You can visit the NEXT Church web site yourself by clicking here. According to our Mission Statement, NEXT Church is a purposeful relational community of Presbyterian leaders whose mission is to strengthen a vibrant and thriving PC(USA) that shares the good news of Jesus Christ in ways that matter to and have impact on God’s evolving world. There are two things in particular that I would lift up about this statement. First, being a “purposeful relational community” is a lot harder than writing a mission statement. It is a tear-filled journey of listening, taking responsibility for our complicity in structures that have systematically oppressed too many of God’s beloved children, and pleading for the grace to be transformed. It is learning the difference between “white guilt” and “lament.” It is creating space to discern who needs to relinquish their voice and who need to find theirs. It is leaning into criticism, instead of shutting it out, pushing back, or letting long-standing barriers keep it at a safe distance. None of that work is easy. 

Second, it may sound odd for us to describe the Presbyterian Church (USA) as “vibrant and thriving.” All of the statistics and church analysts have been screaming otherwise for four decades now. Those stats and wonks are not wrong. There is a lot about the church that is anachronistic and longing for those past “glory days” is an exercise in futility. But, those things about the church that are “dead and dying” (my attempt to find the opposite of “vibrant and thriving”) help us to see the biblical distinction between wine and wineskins. I truly believe that God has called the church into being, not as the end all of God’s reign, but as a provisional witness to a new way of being in the world, empowered by God’s own Spirit at work in our lives. Because this is a shared and gathered movement of God’s Spirit, the church takes institutional shape along the way (despite whatever aversion we may have to the word “institution.”) Those institutional forms, the wineskins, must always be adapting to the fresh new wine that God is pouring out. That is hard work, because familiar institutions give us comfort. But, new wine is potent and has a tendency to burst through old, dried, shrunken wineskins. New wine is “vibrant and thriving,” and I experience NEXT Church as a place where we are intentionally focused on how the new wine of God’s Spirit is calling us to discover new wineskins that enable us to carry this life-giving Spirit to the world. 

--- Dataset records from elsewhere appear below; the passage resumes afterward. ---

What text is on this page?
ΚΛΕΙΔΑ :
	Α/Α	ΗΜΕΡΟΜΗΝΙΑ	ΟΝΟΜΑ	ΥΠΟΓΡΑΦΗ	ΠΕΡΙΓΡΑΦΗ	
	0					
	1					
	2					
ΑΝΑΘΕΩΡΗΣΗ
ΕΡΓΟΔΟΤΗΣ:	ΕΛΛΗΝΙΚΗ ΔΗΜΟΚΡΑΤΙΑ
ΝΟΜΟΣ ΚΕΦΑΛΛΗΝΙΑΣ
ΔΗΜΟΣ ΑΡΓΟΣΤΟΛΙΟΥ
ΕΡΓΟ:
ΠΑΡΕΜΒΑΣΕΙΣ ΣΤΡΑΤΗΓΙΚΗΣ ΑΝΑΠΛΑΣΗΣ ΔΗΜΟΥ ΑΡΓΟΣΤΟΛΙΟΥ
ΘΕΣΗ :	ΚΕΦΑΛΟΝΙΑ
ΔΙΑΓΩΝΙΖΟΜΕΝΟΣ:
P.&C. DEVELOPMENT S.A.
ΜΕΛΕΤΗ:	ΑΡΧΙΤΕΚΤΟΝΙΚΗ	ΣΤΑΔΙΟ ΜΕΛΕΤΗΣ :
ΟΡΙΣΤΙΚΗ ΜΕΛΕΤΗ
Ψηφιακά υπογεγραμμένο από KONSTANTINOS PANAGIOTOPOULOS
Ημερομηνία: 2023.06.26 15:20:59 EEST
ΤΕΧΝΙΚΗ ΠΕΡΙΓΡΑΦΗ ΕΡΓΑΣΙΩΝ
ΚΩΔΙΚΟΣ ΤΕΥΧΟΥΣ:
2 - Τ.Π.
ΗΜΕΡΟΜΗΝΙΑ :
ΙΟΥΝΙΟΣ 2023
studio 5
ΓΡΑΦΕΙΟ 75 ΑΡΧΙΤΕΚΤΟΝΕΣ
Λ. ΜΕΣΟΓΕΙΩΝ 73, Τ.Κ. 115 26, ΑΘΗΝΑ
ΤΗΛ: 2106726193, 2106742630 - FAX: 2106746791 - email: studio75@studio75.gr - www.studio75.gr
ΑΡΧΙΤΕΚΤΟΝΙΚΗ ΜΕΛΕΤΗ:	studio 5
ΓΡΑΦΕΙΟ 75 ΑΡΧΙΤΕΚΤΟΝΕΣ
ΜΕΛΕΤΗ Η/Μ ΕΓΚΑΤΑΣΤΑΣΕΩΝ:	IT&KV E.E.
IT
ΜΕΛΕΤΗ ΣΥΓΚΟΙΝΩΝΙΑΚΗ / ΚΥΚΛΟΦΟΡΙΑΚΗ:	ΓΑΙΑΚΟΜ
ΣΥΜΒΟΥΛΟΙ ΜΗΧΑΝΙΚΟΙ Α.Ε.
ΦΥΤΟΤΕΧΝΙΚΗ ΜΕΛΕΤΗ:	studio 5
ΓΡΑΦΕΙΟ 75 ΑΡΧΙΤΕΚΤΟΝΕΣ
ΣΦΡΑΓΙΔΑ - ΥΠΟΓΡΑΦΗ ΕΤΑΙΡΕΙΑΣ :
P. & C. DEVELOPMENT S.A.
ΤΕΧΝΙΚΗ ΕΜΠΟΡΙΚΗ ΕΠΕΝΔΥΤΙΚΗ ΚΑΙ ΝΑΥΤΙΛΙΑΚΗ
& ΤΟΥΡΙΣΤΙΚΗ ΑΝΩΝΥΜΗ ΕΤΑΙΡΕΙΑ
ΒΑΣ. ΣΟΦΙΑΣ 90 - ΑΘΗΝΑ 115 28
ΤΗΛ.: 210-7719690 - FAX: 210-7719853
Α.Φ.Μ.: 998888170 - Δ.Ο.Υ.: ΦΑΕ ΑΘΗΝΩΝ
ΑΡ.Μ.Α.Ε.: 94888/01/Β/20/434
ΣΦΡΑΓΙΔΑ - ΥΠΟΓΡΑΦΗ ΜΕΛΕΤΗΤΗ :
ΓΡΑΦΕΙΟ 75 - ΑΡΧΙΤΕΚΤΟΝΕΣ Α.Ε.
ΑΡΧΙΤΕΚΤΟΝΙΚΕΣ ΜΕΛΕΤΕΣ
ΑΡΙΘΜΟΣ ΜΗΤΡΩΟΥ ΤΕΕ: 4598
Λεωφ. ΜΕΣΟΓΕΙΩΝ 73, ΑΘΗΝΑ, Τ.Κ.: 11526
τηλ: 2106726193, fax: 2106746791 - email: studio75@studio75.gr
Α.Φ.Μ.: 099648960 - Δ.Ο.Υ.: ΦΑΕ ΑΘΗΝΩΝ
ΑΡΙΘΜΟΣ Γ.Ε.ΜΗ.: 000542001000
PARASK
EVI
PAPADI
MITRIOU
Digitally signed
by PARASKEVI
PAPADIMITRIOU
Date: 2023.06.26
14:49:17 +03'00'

I don’t mean to beat the wine/skin metaphor to death. I just don’t know how else to describe how NEXT Church transforms me and calls me to a more enthusiastic embrace of what God is doing – even if it means that a cis-gendered, heterosexual, white, male, head-of-staff, large church pastor (I’m talking about me, by the way) needs to remember how to be a disciple in this conversation, not always the talking-head teacher. 

If you’d like to get a glimpse of a “vibrant and thriving” Presbyterian Church, click here, scroll down, and watch the video capture of the closing worship service. You’ll need to give yourself some time to savor each part. If you’d like to get a glimpse of the challenge of discarding the old wineskin in order to take up the new, click hereand scroll down to the keynote presentation by Tali Hairston. It is marvelous and challenging. 

Challenging. Now, there’s an apt descriptor for the NEXT Church annual gathering. As I continue to unfold some of the gifts that have been stuffed into my mind and heart, I will search for ways to share them with you.